L15

Today: better/shorter code techniques, boolean precedence

Note: we looked at keyboard shortcuts today for fun - see the Keyboard Shortcuts chapter

PEP8 Style Guide - Revisit Missing Pieces

Look at Style1 PEP8 page, mention a few things we skipped or did very briefly earlier.

1. Prefer the specific "not-equal" operators:

Write it this way: a != b

Not this way: not a == b

Likewise

Prefer this way a not in b

Not this way: not a in b

2. Do not write == True or == False

Not this way

# NO not this way
if a == True:
    do_something

This way

# YES this way
if a:
   do_something()

Inline Comments `#`

Use comments to fill in information that is useful or interesting and not clear from the code itself. These are not needed too often, as frequently the code is readable enough on its own (with good function and variable names).
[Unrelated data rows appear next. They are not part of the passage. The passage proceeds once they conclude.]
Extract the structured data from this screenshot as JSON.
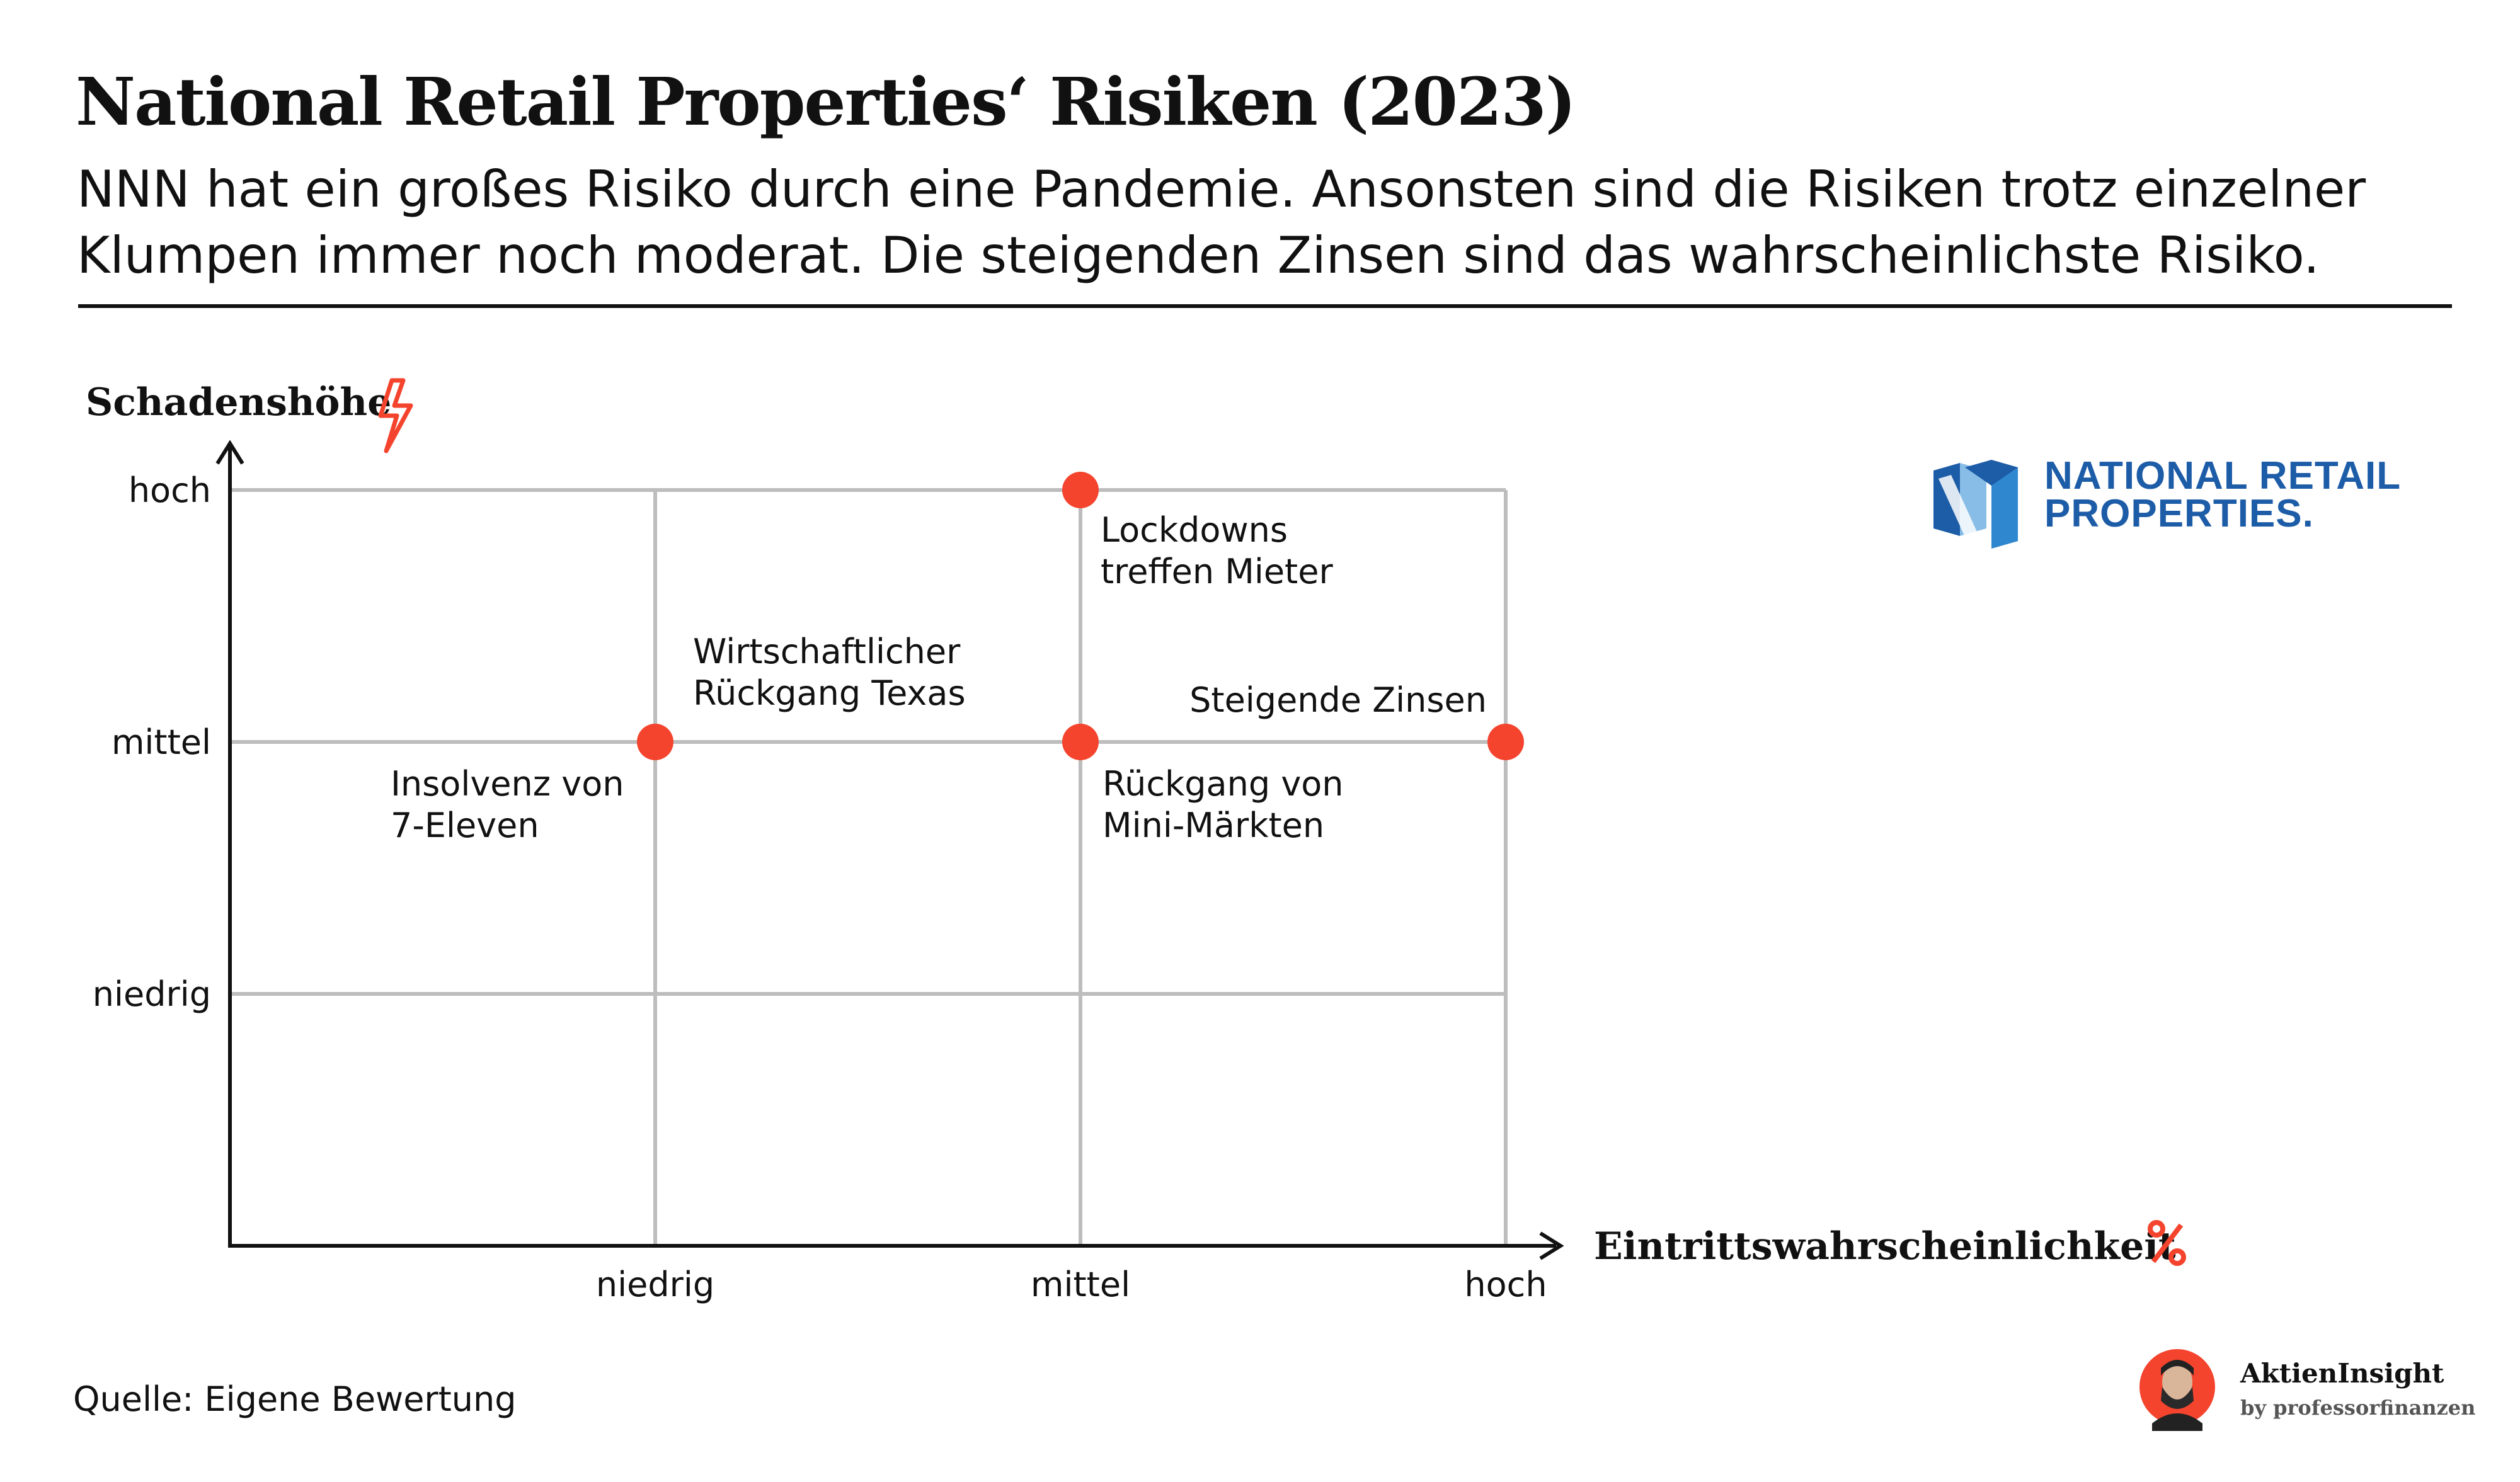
{
  "header": {
    "title": "National Retail Properties‘ Risiken (2023)",
    "subtitle_line1": "NNN hat ein großes Risiko durch eine Pandemie. Ansonsten sind die Risiken trotz einzelner",
    "subtitle_line2": "Klumpen immer noch moderat. Die steigenden Zinsen sind das wahrscheinlichste Risiko."
  },
  "logo": {
    "line1": "NATIONAL RETAIL",
    "line2": "PROPERTIES.",
    "color": "#1d5ca7",
    "icon": "nnn-logo-icon"
  },
  "chart_data": {
    "type": "scatter",
    "title": "National Retail Properties‘ Risiken (2023)",
    "xlabel": "Eintrittswahrscheinlichkeit",
    "ylabel": "Schadenshöhe",
    "x_icon": "percent-icon",
    "y_icon": "lightning-icon",
    "x_ticks": [
      "niedrig",
      "mittel",
      "hoch"
    ],
    "y_ticks": [
      "niedrig",
      "mittel",
      "hoch"
    ],
    "xlim": [
      0,
      3
    ],
    "ylim": [
      0,
      3
    ],
    "grid": true,
    "point_color": "#f4442e",
    "points": [
      {
        "x": 1,
        "y": 2,
        "label": [
          "Insolvenz von",
          "7-Eleven"
        ]
      },
      {
        "x": 1,
        "y": 2,
        "label": [
          "Wirtschaftlicher",
          "Rückgang Texas"
        ]
      },
      {
        "x": 2,
        "y": 3,
        "label": [
          "Lockdowns",
          "treffen Mieter"
        ]
      },
      {
        "x": 2,
        "y": 2,
        "label": [
          "Rückgang von",
          "Mini-Märkten"
        ]
      },
      {
        "x": 3,
        "y": 2,
        "label": [
          "Steigende Zinsen"
        ]
      }
    ]
  },
  "footer": {
    "source": "Quelle: Eigene Bewertung",
    "brand_name": "AktienInsight",
    "brand_by": "by professorfinanzen",
    "accent": "#f4442e"
  }
}
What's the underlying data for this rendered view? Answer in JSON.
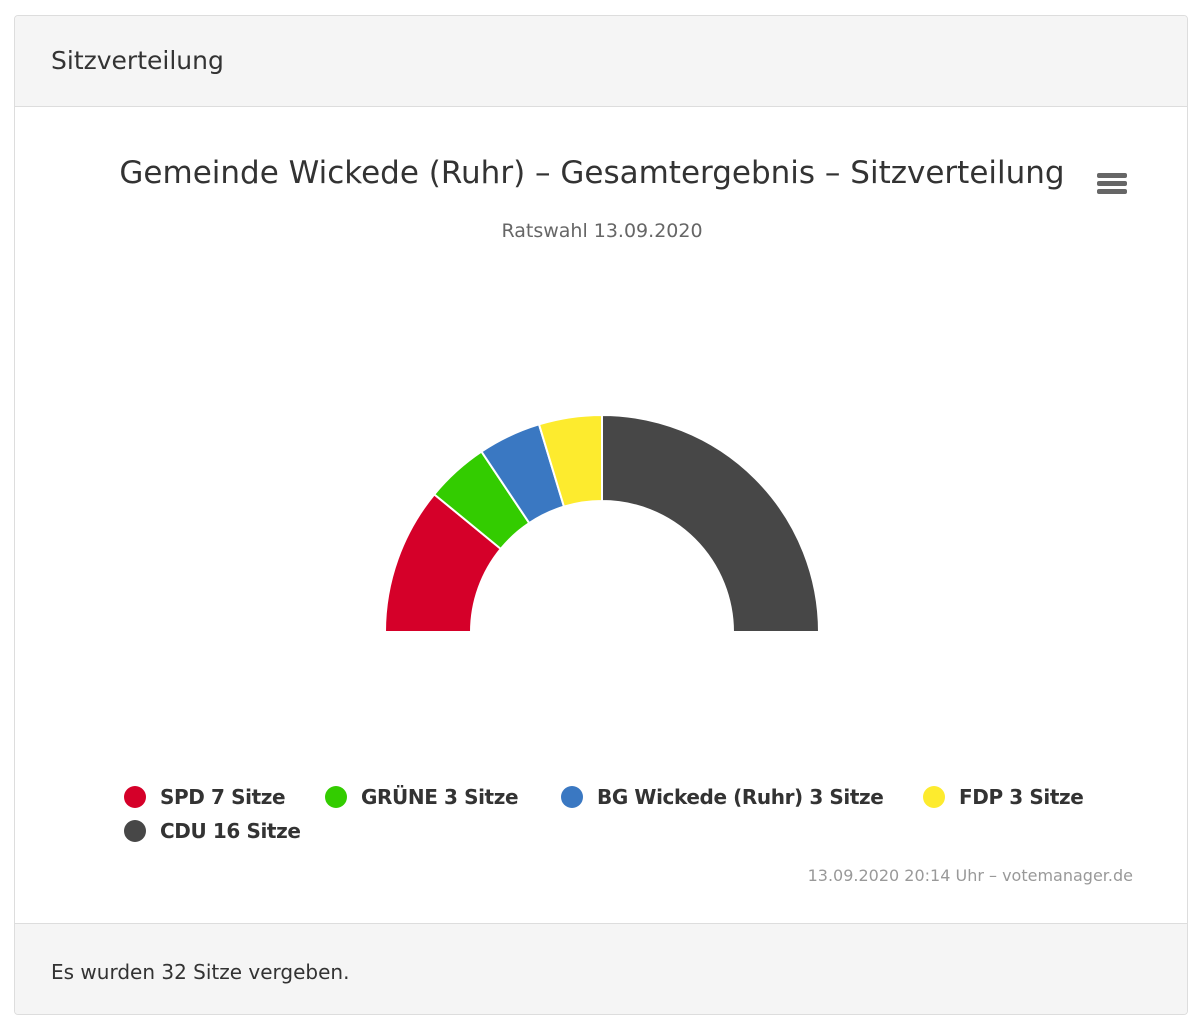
{
  "panel": {
    "heading": "Sitzverteilung",
    "footer": "Es wurden 32 Sitze vergeben."
  },
  "chart_data": {
    "type": "pie",
    "variant": "semicircle-donut",
    "title": "Gemeinde Wickede (Ruhr) – Gesamtergebnis – Sitzverteilung",
    "subtitle": "Ratswahl 13.09.2020",
    "series": [
      {
        "name": "SPD",
        "value": 7,
        "label": "SPD 7 Sitze",
        "color": "#d50029"
      },
      {
        "name": "GRÜNE",
        "value": 3,
        "label": "GRÜNE 3 Sitze",
        "color": "#33cc00"
      },
      {
        "name": "BG Wickede (Ruhr)",
        "value": 3,
        "label": "BG Wickede (Ruhr) 3 Sitze",
        "color": "#3a78c2"
      },
      {
        "name": "FDP",
        "value": 3,
        "label": "FDP 3 Sitze",
        "color": "#fdeb2e"
      },
      {
        "name": "CDU",
        "value": 16,
        "label": "CDU 16 Sitze",
        "color": "#474747"
      }
    ],
    "total": 32,
    "legend_position": "bottom",
    "credits": "13.09.2020 20:14 Uhr – votemanager.de"
  },
  "menu": {
    "icon": "hamburger-menu-icon"
  }
}
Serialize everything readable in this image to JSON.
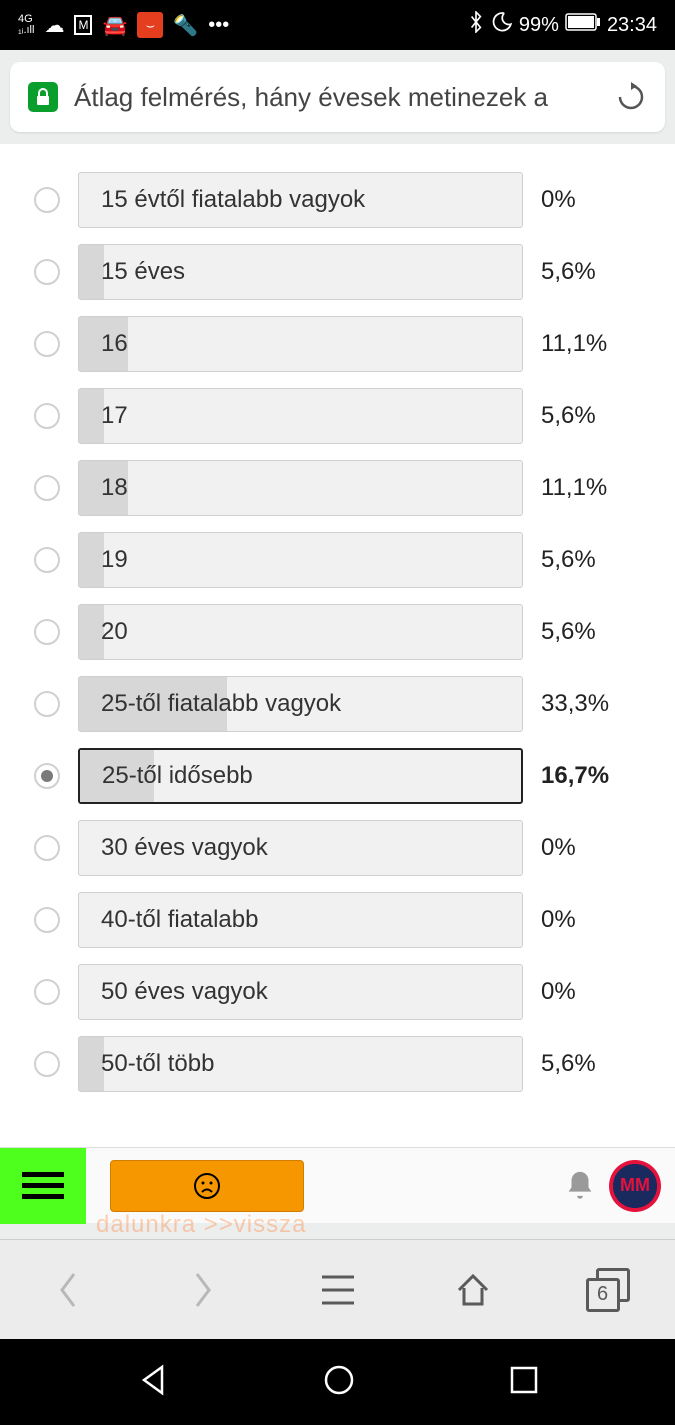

1. Avoid repeating what the code says. Don't do this:

    i = i + 1   # Add 1 to i

2. Could mention what a line accomplishes - not so obvious sometimes - fill in the motivated goal:

    # Increase i to the next multiple of 10
    i = 10 * (i // 10 + 1)

3. Could mention the goal of a few lines, kind of framing what goal the next 8 lines accomplish. Can also use blank lines to separate logical stages from each other.

    # Now figure out where the email address ends
    end = at + 1
    while end < len(s) and ....
        ...

Is None Rule PEP8

Say we have a word variable. The following if-statement will work perfectly for CS106A, and you probably wrote it that way before, and it's fine and we will never mark off for it.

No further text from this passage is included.